Finite size and cut-off effects on the Roberge-Weiss transition in $N_\text{f}=2$ QCD with Staggered fermions

TL;DR

This study investigates how finite size and lattice cut-off effects influence the Roberge-Weiss transition in two-flavor QCD with staggered fermions, revealing significant cut-off effects that may eliminate the chiral first-order region.

Contribution

The paper provides a quantitative analysis of tricritical quark masses in the Roberge-Weiss plane and introduces a new measure for finite size scaling quality, highlighting cut-off effects on phase transition regions.

Findings

Larger aspect ratios are needed for unambiguous transition order determination.

A ~50% reduction in light tricritical pion mass compared to previous results.

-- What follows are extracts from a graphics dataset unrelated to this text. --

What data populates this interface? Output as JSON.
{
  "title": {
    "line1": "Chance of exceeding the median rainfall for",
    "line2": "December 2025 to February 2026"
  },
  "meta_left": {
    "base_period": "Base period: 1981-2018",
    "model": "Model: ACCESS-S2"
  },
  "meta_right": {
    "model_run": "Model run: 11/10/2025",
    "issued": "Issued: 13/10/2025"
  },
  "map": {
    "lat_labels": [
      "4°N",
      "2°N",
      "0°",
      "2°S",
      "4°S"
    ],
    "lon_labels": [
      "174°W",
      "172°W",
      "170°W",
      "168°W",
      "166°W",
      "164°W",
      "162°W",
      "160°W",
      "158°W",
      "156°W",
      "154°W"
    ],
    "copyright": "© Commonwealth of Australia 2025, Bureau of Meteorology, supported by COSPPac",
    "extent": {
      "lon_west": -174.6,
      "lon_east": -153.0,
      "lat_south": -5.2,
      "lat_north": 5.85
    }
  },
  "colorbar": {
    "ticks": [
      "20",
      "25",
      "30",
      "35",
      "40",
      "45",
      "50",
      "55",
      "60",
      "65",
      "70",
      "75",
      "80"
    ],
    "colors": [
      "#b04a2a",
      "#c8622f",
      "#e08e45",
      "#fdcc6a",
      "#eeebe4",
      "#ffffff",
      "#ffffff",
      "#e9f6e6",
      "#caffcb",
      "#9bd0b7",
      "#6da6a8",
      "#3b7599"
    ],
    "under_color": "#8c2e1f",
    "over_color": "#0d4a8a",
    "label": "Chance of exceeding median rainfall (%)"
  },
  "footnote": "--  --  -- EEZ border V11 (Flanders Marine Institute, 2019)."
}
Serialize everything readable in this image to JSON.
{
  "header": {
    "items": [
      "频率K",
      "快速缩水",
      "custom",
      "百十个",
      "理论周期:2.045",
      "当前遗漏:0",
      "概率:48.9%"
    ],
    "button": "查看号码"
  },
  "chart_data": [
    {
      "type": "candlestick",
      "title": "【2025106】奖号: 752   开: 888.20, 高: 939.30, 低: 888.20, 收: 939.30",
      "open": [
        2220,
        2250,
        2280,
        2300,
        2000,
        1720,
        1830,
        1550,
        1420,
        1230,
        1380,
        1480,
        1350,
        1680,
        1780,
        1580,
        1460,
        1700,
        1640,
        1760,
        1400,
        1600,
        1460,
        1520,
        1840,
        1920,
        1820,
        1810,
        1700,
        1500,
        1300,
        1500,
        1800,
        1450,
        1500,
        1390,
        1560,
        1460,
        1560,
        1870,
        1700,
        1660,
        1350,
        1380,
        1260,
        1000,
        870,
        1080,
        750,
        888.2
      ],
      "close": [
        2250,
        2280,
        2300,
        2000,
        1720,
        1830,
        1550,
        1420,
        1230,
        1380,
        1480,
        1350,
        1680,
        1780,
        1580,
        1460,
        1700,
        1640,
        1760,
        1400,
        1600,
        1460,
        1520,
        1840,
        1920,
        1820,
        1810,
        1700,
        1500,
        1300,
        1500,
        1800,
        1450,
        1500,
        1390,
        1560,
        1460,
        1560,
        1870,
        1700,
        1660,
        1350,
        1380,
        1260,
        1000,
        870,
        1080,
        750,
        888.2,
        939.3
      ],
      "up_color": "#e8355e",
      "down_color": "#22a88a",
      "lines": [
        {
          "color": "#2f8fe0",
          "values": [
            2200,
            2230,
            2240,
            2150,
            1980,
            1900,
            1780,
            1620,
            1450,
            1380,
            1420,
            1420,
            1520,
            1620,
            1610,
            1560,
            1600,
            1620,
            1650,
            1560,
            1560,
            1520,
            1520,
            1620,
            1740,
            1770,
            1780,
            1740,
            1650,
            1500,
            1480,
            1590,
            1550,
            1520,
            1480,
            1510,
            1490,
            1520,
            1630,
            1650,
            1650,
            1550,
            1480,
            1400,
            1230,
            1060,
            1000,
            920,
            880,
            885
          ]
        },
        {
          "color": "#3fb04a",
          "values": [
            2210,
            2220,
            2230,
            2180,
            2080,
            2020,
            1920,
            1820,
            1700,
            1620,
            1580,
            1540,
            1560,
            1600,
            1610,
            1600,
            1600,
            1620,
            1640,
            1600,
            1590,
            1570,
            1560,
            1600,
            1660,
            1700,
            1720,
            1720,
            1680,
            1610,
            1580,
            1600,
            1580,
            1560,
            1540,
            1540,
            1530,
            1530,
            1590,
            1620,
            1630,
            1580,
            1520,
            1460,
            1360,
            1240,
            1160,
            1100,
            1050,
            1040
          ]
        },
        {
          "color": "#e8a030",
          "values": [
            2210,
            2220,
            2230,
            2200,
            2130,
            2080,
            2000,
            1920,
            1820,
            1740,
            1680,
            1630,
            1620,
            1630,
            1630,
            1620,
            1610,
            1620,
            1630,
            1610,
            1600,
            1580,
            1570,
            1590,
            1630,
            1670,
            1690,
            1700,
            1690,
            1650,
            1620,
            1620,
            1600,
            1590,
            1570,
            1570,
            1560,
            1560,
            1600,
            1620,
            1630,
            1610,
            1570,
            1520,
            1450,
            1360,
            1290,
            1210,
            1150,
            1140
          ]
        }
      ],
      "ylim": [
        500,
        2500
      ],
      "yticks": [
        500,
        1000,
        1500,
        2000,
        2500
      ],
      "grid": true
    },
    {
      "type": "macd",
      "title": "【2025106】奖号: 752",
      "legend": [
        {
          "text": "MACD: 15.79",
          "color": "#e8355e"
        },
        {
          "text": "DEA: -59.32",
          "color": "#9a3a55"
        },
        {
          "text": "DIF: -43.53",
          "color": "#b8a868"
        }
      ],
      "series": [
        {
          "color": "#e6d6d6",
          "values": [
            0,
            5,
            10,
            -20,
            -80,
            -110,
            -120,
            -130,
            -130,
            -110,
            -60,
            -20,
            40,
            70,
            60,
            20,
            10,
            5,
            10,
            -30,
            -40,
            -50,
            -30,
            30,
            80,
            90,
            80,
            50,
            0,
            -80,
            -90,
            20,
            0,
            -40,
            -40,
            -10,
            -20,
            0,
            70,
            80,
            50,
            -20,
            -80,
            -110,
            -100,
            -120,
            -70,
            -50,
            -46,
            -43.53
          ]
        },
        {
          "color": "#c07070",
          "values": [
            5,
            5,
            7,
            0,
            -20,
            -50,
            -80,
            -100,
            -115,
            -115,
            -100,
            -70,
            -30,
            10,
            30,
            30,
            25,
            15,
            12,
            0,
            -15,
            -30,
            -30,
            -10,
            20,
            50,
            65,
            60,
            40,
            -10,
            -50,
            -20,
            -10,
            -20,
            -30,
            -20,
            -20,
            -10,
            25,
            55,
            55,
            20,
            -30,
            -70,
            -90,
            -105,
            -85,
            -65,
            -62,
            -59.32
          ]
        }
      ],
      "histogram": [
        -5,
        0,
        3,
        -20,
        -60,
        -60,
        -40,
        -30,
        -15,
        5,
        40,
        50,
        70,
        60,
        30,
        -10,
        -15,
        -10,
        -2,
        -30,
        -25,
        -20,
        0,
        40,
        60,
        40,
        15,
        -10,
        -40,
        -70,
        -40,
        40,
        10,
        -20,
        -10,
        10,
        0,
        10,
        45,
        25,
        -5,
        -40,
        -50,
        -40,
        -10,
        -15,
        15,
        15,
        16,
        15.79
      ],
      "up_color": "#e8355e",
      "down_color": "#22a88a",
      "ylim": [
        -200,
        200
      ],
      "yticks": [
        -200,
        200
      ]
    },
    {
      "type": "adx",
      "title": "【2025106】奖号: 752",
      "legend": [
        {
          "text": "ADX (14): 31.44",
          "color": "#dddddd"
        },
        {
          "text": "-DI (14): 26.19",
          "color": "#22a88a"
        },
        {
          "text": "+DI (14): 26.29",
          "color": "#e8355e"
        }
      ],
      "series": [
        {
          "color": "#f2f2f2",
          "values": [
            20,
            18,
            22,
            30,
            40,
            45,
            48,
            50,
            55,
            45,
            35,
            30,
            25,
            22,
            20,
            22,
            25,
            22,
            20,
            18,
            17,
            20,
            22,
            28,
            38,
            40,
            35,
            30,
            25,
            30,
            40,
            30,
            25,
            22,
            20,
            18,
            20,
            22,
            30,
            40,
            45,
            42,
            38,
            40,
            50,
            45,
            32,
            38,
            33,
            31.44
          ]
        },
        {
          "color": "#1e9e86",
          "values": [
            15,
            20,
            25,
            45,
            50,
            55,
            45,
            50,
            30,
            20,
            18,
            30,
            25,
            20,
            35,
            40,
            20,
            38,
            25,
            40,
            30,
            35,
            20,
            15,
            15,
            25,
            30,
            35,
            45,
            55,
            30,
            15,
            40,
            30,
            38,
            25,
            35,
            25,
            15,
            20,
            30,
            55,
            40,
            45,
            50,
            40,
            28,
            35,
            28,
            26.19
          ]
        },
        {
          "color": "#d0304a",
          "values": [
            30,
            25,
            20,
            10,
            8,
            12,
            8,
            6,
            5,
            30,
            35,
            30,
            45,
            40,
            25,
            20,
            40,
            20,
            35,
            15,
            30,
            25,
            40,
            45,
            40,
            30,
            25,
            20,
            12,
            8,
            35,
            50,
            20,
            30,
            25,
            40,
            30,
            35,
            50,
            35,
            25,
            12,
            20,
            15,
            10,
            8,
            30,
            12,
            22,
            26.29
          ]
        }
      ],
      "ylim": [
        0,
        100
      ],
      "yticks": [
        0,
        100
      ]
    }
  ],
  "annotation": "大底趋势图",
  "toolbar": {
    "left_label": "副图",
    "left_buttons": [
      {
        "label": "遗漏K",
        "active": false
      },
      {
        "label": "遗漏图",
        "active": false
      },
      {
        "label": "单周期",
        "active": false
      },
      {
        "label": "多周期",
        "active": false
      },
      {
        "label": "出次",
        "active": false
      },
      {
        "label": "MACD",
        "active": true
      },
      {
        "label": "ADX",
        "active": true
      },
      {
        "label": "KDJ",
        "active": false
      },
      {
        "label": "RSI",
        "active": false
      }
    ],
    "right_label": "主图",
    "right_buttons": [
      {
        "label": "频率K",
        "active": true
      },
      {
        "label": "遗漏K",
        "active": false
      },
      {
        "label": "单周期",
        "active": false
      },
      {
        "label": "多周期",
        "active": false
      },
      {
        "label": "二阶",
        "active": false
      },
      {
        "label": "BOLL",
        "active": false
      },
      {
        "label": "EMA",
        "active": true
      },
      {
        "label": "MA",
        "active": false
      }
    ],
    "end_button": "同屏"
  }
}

Cut-off effects likely cause the chiral first-order region to shrink to zero.

Abstract

In the absence of a genuine solution to the sign problem, lattice studies at imaginary quark chemical potential are an important tool to constrain the QCD phase diagram. We calculate the values of the tricritical quark masses in the Roberge-Weiss plane, $\mu=\imath\pi T/3$, which separate mass regions with chiral and deconfinement phase transitions from the intermediate region, for QCD with $N_\text{f}=2$ unimproved staggered quarks on $N_\tau=6$ lattices. A quantitative measure for the quality of finite size scaling plots is developed, which significantly reduces the subjective judgement required for fitting. We observe that larger aspect ratios are necessary to unambiguously determine the order of the transition than at $\mu=0$. Comparing with previous results from $N_\tau=4$ we find a $\sim50$% reduction in the light tricritical pion mass. The heavy tricritical pion mass stays roughly the same, but is too heavy to be resolved on $N_\tau=6$ lattices and thus equally afflicted with cut-off effects. Further comparison with other discretizations suggests that current cut-off effects on the light critical masses are likely to be larger than $\sim100$%, implying a drastic shrinking of the chiral first-order region to possibly zero.